During the county council meeting, Fine Gael Cllr Michael Creed brandished a letter sent on New Year’s Eve, 2003, in which then Transport Minister, Seamus Brennan’s private secretary, Dermot Murphy, told John McAleer, director of the South-West Regional Authority, that both Cork and Shannon airports would commence independence free of debt.
The letter went on to state debts included in the major investment programme at Cork Airport “would remain with Dublin Airport”.
Mr Murphy also wrote that “these arrangements will ensure that the new airport companies at Shannon and Cork will have sound balance sheets”.
Cllr Creed said the Dublin Airport Authority (DAA) had already profited to the tune of €270m from the sell-off of the Great Southern Hotels group and he claimed DAA now wanted to sell off land adjacent to Cork Airport.
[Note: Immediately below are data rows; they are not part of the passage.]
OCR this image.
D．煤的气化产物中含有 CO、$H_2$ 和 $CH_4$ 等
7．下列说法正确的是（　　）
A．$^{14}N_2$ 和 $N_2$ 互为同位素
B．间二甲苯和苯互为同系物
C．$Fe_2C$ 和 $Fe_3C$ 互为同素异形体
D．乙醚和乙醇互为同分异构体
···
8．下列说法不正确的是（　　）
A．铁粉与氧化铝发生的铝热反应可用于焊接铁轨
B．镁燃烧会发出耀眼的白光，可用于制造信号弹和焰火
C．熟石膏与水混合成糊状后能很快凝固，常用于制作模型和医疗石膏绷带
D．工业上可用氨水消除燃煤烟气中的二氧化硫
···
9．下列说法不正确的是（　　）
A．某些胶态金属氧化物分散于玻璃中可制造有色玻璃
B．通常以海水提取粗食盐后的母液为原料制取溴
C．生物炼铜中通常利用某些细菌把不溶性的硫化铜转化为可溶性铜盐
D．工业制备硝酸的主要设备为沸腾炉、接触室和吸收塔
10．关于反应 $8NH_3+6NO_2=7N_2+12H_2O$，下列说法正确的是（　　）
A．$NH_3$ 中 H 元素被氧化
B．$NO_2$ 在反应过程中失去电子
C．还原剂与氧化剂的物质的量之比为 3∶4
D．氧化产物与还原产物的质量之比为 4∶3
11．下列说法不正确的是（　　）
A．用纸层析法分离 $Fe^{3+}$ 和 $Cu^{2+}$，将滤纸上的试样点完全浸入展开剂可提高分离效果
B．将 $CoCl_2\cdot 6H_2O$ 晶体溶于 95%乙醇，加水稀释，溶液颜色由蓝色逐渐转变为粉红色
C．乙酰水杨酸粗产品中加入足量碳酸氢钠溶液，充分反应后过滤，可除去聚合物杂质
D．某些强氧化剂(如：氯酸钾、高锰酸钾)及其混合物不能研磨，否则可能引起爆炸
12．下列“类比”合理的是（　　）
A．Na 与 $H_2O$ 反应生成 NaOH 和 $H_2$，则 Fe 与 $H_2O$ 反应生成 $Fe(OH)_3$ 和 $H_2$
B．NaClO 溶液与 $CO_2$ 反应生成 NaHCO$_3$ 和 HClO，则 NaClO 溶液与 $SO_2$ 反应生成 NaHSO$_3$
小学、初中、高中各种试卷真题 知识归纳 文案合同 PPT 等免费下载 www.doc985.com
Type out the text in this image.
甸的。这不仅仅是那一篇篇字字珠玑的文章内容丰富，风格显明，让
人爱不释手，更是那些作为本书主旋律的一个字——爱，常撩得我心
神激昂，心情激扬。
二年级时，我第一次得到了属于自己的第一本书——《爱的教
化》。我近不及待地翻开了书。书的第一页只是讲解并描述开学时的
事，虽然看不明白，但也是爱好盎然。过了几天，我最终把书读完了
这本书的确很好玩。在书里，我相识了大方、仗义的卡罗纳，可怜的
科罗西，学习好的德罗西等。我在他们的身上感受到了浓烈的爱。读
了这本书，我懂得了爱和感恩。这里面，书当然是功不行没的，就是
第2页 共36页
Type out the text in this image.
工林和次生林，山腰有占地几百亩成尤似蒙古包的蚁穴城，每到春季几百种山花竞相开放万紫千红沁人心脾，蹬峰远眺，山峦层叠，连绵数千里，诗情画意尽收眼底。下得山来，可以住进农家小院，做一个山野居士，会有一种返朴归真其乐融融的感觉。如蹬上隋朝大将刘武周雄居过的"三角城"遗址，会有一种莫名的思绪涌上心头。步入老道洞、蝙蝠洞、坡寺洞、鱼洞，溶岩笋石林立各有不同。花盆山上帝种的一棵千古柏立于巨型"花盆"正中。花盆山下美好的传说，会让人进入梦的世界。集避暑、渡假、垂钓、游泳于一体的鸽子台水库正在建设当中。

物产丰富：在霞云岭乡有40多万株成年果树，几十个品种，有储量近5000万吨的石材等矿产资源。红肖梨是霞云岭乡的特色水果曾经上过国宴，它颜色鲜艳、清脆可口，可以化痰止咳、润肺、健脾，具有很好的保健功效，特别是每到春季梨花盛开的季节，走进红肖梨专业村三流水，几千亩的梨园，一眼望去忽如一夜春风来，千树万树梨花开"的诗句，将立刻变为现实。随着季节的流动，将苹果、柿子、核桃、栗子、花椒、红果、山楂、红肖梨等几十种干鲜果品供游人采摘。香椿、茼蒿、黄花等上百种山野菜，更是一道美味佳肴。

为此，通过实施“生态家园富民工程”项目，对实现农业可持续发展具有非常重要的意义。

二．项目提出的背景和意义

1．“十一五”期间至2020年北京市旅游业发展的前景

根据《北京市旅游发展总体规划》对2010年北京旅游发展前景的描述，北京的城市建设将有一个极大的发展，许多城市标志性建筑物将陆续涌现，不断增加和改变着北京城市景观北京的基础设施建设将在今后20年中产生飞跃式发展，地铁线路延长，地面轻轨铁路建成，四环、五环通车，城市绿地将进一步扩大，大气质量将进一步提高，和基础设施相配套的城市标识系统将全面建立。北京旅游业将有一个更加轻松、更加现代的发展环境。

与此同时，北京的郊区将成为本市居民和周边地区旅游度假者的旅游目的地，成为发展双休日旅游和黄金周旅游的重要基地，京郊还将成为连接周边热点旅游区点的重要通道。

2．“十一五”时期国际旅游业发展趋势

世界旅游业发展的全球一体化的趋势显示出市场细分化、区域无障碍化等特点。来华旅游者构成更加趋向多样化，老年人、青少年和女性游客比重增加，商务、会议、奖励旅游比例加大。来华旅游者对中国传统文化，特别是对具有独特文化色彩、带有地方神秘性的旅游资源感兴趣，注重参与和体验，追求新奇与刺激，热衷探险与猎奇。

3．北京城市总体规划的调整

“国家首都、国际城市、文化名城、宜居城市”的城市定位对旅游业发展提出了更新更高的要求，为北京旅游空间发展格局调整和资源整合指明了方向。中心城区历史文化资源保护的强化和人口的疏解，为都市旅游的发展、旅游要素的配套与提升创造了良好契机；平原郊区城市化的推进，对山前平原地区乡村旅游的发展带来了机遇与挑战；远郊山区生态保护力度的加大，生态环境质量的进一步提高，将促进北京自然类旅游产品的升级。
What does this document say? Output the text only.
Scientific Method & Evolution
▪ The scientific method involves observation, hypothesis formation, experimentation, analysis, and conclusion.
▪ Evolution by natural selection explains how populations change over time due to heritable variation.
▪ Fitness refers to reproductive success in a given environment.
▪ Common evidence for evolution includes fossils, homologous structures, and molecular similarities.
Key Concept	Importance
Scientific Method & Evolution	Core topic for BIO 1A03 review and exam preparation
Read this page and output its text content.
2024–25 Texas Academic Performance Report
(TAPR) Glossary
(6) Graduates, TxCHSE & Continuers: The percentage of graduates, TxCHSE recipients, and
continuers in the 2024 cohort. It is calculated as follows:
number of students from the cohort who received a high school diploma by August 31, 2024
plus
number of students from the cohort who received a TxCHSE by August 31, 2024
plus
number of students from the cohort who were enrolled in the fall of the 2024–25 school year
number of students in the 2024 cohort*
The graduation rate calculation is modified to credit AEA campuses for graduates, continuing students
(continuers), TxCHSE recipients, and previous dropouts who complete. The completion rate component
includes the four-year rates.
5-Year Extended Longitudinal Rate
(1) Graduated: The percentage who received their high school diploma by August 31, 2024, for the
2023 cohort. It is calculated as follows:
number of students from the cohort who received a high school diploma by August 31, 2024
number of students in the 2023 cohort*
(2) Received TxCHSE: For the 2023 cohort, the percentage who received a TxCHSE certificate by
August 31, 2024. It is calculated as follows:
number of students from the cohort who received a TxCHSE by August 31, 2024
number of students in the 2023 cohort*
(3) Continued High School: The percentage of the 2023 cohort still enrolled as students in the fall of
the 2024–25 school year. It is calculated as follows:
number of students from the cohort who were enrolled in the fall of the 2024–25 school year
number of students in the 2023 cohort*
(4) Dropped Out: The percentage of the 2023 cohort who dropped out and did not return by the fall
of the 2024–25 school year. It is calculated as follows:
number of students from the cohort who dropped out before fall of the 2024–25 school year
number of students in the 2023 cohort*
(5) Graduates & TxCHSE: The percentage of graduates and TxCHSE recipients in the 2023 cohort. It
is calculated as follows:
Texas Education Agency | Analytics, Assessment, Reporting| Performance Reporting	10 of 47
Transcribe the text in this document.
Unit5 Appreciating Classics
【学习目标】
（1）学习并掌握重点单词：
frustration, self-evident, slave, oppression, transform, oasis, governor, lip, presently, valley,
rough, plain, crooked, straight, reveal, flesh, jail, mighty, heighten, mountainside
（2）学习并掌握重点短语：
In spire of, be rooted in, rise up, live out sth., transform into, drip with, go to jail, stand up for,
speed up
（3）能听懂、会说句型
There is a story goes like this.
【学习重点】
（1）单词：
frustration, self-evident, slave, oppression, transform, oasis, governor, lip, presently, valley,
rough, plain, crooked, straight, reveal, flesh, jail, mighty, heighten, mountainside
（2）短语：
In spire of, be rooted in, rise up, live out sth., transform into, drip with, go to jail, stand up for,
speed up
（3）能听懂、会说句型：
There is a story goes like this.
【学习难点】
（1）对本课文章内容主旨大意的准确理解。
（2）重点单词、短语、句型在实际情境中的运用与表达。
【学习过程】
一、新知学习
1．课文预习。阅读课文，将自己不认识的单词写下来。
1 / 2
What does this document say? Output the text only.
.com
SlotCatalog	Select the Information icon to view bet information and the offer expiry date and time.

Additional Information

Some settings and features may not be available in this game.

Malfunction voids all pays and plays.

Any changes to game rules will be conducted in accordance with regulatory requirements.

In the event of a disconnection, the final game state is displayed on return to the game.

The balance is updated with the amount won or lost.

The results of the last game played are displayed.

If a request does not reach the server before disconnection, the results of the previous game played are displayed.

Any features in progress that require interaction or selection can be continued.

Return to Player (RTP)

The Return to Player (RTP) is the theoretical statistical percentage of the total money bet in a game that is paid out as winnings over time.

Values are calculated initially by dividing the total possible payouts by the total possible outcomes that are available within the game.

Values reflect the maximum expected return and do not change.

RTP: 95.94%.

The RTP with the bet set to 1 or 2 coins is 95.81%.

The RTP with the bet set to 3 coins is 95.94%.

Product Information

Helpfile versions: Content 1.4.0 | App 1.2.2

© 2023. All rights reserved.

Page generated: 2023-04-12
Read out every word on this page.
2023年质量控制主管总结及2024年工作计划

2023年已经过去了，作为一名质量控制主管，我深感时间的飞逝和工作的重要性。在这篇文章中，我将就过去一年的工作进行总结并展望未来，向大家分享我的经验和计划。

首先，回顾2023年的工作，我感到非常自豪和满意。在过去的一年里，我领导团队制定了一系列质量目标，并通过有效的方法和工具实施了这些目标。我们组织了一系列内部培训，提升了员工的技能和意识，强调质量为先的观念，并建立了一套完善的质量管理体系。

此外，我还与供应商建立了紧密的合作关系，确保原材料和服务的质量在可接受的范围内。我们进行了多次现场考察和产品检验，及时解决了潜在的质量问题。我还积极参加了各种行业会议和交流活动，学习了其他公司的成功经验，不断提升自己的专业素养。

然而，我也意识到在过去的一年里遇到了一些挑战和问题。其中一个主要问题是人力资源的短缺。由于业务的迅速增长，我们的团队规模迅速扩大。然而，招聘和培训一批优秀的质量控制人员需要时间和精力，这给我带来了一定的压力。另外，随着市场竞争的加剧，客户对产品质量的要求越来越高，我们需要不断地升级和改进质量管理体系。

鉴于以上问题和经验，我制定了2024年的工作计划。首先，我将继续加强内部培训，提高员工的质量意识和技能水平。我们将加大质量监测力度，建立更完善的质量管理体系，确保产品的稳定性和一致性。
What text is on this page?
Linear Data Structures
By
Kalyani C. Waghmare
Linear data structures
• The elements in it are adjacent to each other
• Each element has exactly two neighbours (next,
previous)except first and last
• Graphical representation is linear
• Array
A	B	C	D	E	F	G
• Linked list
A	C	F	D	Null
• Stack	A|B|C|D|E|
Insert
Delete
He said this land was worth €30m and DAA wanted to pocket this as well.
His party colleague, Cllr Gerry Kelly, said there had been “very shabby treatment of the people of the second city”, while FG Cllr Tom Sheahan said that it was a “slap in the face” to the Government’s National Spatial Strategy, which suggested the Cork region was to be an economic powerhouse like the east coast. Cllr Sheahan also expressed concern that despite a major increase in passenger traffic the airport still lost around €5m last year.
The recent loss of the Swansea-Cork ferry service, added to the debt announcement, was a double blow to the region, according to Cllr Paddy Sheehan. He said when he was Mayor of County Cork, the then Transport Minister, Seamus Brennan, had told him the airport would not have a debt hanging over it.
Fianna Fáil councillors Alan Coleman, Deirdre Forde and Kevin O’Keeffe tried to defend the Government but were repeatedly attacked by Fine Gael and Labour. Labour Cllr Paula Desmond described the Government U-turn as “economic and political treachery”.
“The Government can change that decision, or be accountable. Potentially it’s hugely damaging for Cork. Unless the public make their demands clear before the General Election, the Government won’t do a U-turn,” she added.
It was decided the Mayor of County Cork would ask his counterpart in the city to seek a joint deputation with Transport Minister Martin Cullen to discuss the issue.
Last night, following a meeting of the main union officers at Cork Airport, a spokesman for SIPTU said they were requesting a meeting with chief executive Pat Keohane in advance of this coming Thursday’s board meeting. The unions were anxious to reiterate the depth of feeling of the members with regard to promises made but not yet delivered, he said.